Sindhushree Ganesh (born 2001) is an Indian polevaulter from Karnataka. She qualified to represent India in pole vault event at the 2026 Asian Games at Nagoya, Aichi Prefecture, Japan from 19 September to 4 October 2026.

She is from Bhadravati, Shivamogga district, Karnataka. Her father Ganesh, who inspired her to take up sports, passed away in 2022. He was an electrician and her mother does tailoring jobs or as a house help to run the family. She has an younger sister. Initially a 400m runner, she shifted to polevault as a trainee at the Sports Authority of India Centre in Bengaluru following a suggestion from her coach Vijeesh Kumar in 2017. She joined the SAI hostel in 2016.

== Career ==
Ganesh qualified for the Asian Games at the 65th National Inter-State Senior Athletics Championship held at Bhubaneswar in June 2026, where she created a new Indian National record with a 4.25 metre jump.

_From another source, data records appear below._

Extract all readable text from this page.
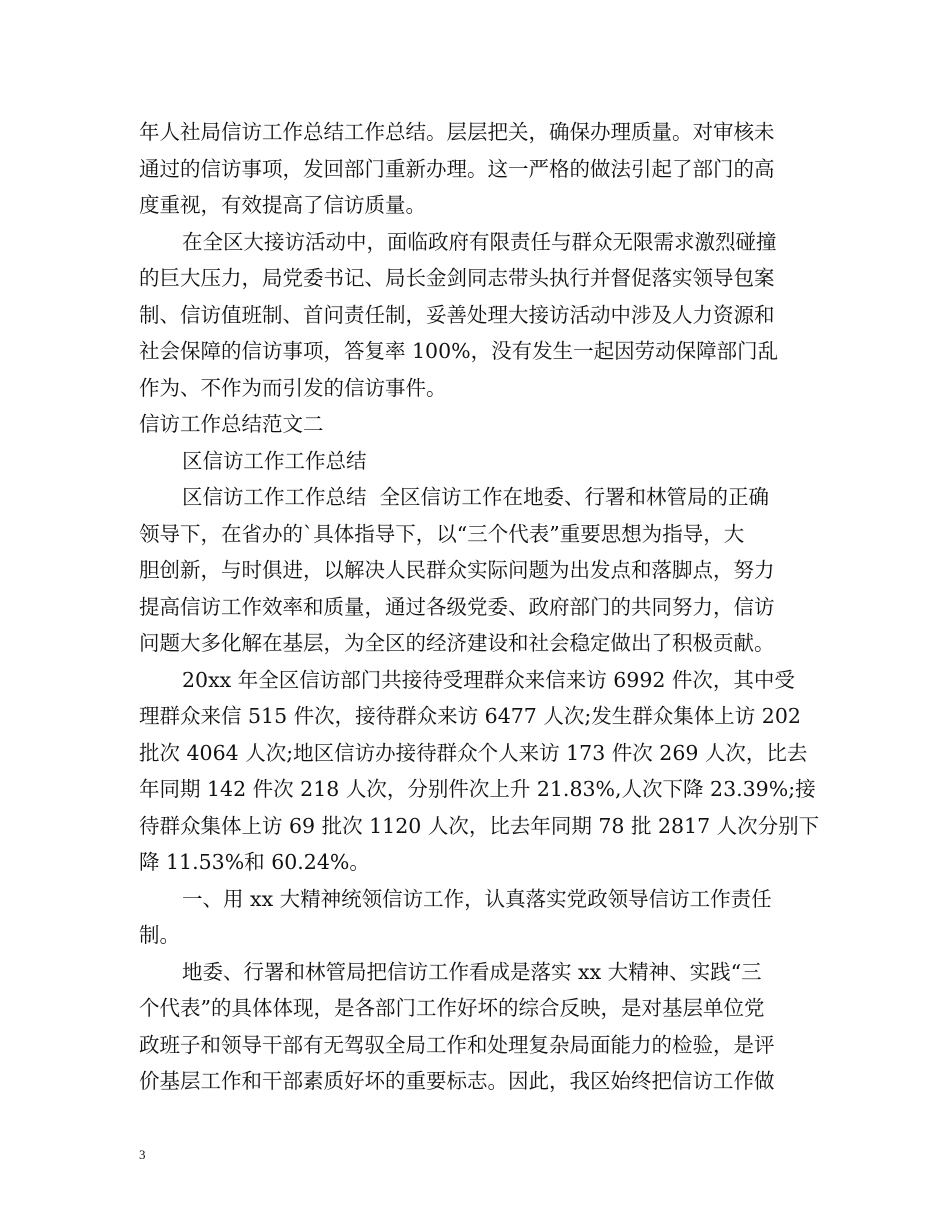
年人社局信访工作总结工作总结。层层把关，确保办理质量。对审核未
通过的信访事项，发回部门重新办理。这一严格的做法引起了部门的高
度重视，有效提高了信访质量。
在全区大接访活动中，面临政府有限责任与群众无限需求激烈碰撞
的巨大压力，局党委书记、局长金剑同志带头执行并督促落实领导包案
制、信访值班制、首问责任制，妥善处理大接访活动中涉及人力资源和
社会保障的信访事项，答复率 100%，没有发生一起因劳动保障部门乱
作为、不作为而引发的信访事件。
信访工作总结范文二
区信访工作工作总结
区信访工作工作总结  全区信访工作在地委、行署和林管局的正确
领导下，在省办的`具体指导下，以“三个代表”重要思想为指导，大
胆创新，与时俱进，以解决人民群众实际问题为出发点和落脚点，努力
提高信访工作效率和质量，通过各级党委、政府部门的共同努力，信访
问题大多化解在基层，为全区的经济建设和社会稳定做出了积极贡献。
20xx 年全区信访部门共接待受理群众来信来访 6992 件次，其中受
理群众来信 515 件次，接待群众来访 6477 人次;发生群众集体上访 202
批次 4064 人次;地区信访办接待群众个人来访 173 件次 269 人次，比去
年同期 142 件次 218 人次，分别件次上升 21.83%,人次下降 23.39%;接
待群众集体上访 69 批次 1120 人次，比去年同期 78 批 2817 人次分别下
降 11.53%和 60.24%。
一、用 xx 大精神统领信访工作，认真落实党政领导信访工作责任
制。
地委、行署和林管局把信访工作看成是落实 xx 大精神、实践“三
个代表”的具体体现，是各部门工作好坏的综合反映，是对基层单位党
政班子和领导干部有无驾驭全局工作和处理复杂局面能力的检验，是评
价基层工作和干部素质好坏的重要标志。因此，我区始终把信访工作做
3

She broke the previous record of 4.23m held by Baranica Elangovan, who has also qualified for the Asian Games.

In 2023, she won a silver medal in the National Inter-State Championships, also at Bhubaneswar with a jump of 3.80m.

In July 2026, the Department of Youth Empowerment and Sports (DYES) and the Sports Authority of India (SAI) supported her with three international standard poles and a cash incentive of Rs.5 lakhs.